Весной у Исаева родился сын, а осенью он закончил диссертацию и выехал на полигон для окончательных испытаний.
На пятый дождливый день с ним связались по рации и участливо, но сбивчиво сообщили, чтобы он срочно выезжал домой по семейным обстоятельствам. Исаев увидел напарника, прятавшего глаза. Его лицо стало как выжженная степь, и он спросил: «Живы?», но диспетчер, воспользовавшись помехами, повесил трубку.
Пока Исаев летел в забытьи до дома, чтобы окончательно убедиться во враждебности мира и чтобы раз и навсегда объявить его непригодным для жизни, к диспетчеру подошел человек и сказал, что они напутали с фамилией и с названием полигона. Но диспетчер сказал, что он не ворон и, если хотят, пусть звонят сами.
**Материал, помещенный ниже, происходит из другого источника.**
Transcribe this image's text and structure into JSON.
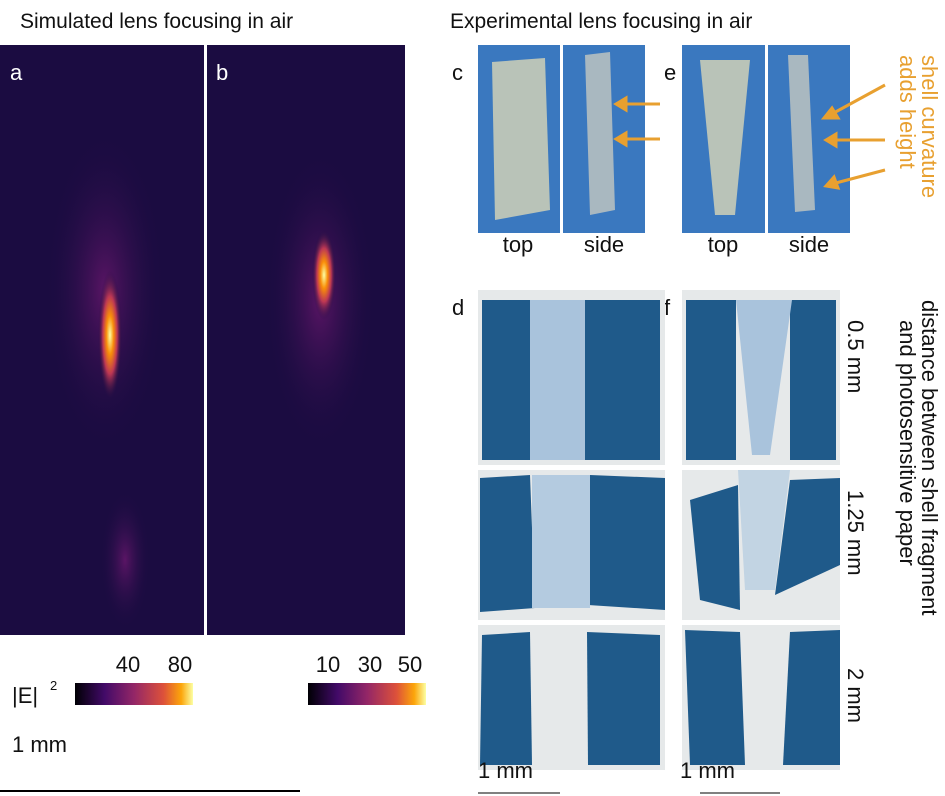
{
  "titles": {
    "left": "Simulated lens focusing in air",
    "right": "Experimental lens focusing in air"
  },
  "panels": {
    "a": "a",
    "b": "b",
    "c": "c",
    "d": "d",
    "e": "e",
    "f": "f"
  },
  "colorbar_a": {
    "label": "|E|",
    "exponent": "2",
    "ticks": [
      40,
      80
    ]
  },
  "colorbar_b": {
    "ticks": [
      10,
      30,
      50
    ]
  },
  "photo_labels": {
    "c": [
      "top",
      "side"
    ],
    "e": [
      "top",
      "side"
    ]
  },
  "annotation": [
    "shell curvature",
    "adds height"
  ],
  "distances": [
    "0.5 mm",
    "1.25 mm",
    "2 mm"
  ],
  "distance_label": [
    "distance between shell fragment",
    "and photosensitive paper"
  ],
  "scale_bars": [
    "1 mm",
    "1 mm",
    "1 mm"
  ]
}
Когда Исаев вошел в квартиру, там было тепло и шумно, как бывает только от живых людей. Он посмотрел на обувь и увидел незнакомую женскую пару от широкой разлапистой ноги. В кухне у плиты стояла хозяйка этой пары, похожая на пожилую медведицу, и помешивала кашу. Исаев представил, как она выключает плиту, вынимает из каши топор и разливает ее по деревянным мискам перед ревущими всклокоченными медвежатами.
Жену и сына он нашел в детской, в которой за время дороги уже представил себя больным осиротевшим стариком. В комнате после ремонта еще не хватало мебели. Она была чистая и замершая от ожидания большого светлого будущего.
Увидев отца, сын заревел и протянул к нему руки; и этот крик, отбившись от голых стен, ударил по Исаеву, как весь его прожитый опыт.
Он взял его на руки и заглянул ему в глаза. Это были глаза, готовые увидеть увиденное Исаевым от момента, когда Исаев болтался в воздухе в отведенных от тела руках соседки, и до момента, который Исаев не мог угадать. И тогда он вышел из детской, рассчитался с медведицей и сказал, что ребенку лучше с матерью.